Note: This review is from 2009

Review by Steve Bennett

An increasingly irritating bugbear at this festival is comedians using their own shows to enagage in extended club-style banter with the audience. Most performers have worked for a year or more on perfecting their lines – can any off-the-cuff response to ‘And what do you do?’ really compete with such crafted material? Fringe-goers surely don’t pay £9.50 to hear such introductory smalltalk.

Engaging and relaxed, Luke Toulson’s pretty good at this badinage, but still the half-conversations with the audience keep distracting him from the narrative, to an increasingly frustrating degree. It seems like padding – especially when you consider that his whole show is based on the time he woke up, late and hungover, in a strange girl’s house and had to dash across town to make his son’s nativity play. Erm, that’s it.

Flimsy as it may be, that premise is enough to hang on his stories of parenthood and of dating, plus many other observational digressions too numerous to mention.

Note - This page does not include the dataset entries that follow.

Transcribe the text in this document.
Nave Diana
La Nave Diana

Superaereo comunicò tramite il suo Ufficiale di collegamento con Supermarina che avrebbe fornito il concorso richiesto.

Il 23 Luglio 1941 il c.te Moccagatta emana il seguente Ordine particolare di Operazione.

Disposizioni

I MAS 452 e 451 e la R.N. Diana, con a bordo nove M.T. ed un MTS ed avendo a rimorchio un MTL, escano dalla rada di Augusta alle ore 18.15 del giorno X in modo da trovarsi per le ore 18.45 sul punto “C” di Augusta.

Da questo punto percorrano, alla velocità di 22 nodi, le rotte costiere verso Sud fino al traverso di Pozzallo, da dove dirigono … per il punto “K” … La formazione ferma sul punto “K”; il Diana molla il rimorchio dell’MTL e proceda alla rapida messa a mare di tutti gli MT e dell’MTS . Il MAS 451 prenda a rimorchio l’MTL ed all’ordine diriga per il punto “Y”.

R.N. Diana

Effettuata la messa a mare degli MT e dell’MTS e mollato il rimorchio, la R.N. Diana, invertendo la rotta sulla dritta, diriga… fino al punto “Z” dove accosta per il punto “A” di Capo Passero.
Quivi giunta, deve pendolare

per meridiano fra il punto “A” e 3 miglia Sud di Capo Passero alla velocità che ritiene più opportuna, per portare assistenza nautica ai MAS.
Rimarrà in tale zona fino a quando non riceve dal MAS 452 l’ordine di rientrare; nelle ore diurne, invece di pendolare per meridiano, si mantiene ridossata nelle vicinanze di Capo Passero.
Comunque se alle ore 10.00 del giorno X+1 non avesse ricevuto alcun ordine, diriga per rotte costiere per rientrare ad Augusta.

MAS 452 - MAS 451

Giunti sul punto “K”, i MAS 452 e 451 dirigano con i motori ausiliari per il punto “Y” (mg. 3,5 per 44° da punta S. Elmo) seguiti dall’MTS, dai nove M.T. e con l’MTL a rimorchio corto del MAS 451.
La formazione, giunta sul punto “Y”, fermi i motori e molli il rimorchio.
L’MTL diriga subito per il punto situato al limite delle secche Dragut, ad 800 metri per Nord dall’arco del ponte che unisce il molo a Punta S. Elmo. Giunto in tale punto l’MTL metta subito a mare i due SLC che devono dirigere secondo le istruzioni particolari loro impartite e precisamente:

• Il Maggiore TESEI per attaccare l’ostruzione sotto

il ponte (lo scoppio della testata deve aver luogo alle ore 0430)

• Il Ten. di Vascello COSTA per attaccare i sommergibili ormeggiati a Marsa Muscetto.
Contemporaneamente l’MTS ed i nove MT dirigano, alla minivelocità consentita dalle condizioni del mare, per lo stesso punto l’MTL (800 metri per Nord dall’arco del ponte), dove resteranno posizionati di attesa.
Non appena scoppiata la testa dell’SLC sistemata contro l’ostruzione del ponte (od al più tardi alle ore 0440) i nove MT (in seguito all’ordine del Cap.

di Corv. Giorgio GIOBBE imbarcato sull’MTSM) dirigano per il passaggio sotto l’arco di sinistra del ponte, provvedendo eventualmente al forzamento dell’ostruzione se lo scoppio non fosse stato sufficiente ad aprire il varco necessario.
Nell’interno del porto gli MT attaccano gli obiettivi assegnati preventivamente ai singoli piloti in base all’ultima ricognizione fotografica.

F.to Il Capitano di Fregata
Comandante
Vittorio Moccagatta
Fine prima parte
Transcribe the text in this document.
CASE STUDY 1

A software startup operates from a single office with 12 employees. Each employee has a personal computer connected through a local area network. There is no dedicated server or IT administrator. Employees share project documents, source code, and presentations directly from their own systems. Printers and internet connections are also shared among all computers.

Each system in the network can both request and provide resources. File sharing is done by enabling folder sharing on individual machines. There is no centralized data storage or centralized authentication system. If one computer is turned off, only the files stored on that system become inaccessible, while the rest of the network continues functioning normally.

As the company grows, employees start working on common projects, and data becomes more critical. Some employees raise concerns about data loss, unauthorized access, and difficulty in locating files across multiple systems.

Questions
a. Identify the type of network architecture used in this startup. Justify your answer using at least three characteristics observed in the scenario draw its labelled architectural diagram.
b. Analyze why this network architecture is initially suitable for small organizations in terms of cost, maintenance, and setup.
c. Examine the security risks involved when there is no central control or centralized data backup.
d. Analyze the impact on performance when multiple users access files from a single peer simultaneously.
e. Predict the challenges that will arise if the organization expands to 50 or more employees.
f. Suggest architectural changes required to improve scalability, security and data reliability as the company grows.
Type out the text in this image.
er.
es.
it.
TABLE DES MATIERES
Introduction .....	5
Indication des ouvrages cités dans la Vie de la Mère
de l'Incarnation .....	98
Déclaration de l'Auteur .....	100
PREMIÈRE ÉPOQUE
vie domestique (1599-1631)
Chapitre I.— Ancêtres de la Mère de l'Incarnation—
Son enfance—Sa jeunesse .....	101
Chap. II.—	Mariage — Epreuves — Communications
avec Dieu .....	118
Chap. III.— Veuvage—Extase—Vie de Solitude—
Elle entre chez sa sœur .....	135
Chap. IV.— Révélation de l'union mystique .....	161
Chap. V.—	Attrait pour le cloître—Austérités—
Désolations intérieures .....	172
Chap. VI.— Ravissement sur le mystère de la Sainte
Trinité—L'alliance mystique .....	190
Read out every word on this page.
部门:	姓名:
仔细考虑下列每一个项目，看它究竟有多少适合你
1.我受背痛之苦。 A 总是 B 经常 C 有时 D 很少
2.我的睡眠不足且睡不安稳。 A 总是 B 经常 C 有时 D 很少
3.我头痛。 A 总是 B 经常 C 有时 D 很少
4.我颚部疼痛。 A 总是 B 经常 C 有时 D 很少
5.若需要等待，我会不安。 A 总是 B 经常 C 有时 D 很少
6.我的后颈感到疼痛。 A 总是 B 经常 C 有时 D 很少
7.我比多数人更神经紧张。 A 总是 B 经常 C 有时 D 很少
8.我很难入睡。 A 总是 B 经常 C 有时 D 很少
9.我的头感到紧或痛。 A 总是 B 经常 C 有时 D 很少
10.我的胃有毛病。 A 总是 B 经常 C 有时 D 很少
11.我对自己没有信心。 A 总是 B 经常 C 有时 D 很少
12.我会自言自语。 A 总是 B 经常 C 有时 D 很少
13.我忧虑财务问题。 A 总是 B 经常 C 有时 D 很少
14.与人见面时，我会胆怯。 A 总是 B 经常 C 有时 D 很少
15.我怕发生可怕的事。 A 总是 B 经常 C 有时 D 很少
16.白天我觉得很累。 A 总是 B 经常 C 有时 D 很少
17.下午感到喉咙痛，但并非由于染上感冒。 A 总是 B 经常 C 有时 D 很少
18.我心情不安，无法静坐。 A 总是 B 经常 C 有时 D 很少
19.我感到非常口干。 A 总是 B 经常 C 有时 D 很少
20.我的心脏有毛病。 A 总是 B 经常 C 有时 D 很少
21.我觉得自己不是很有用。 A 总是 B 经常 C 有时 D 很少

He has a nicely dismissive attitude to his seven-year-old, perhaps because his years of teaching have instilled an instinctive distrust of children, although he insists he is no bad father.

In fact, from his material it seems he has a rather indifferent attitude to life, generally well-intentioned but happy to wandering through a Haze of booze, fags and sex, just living for the moment.

He’s charmingly self-deprecating about it, and makes for a good raconteur, but there’s a sense he’s applying those same principles to his stand-up: just idly going with the flow to see where it may take him, where a stronger sense of direction would lead to a much better show.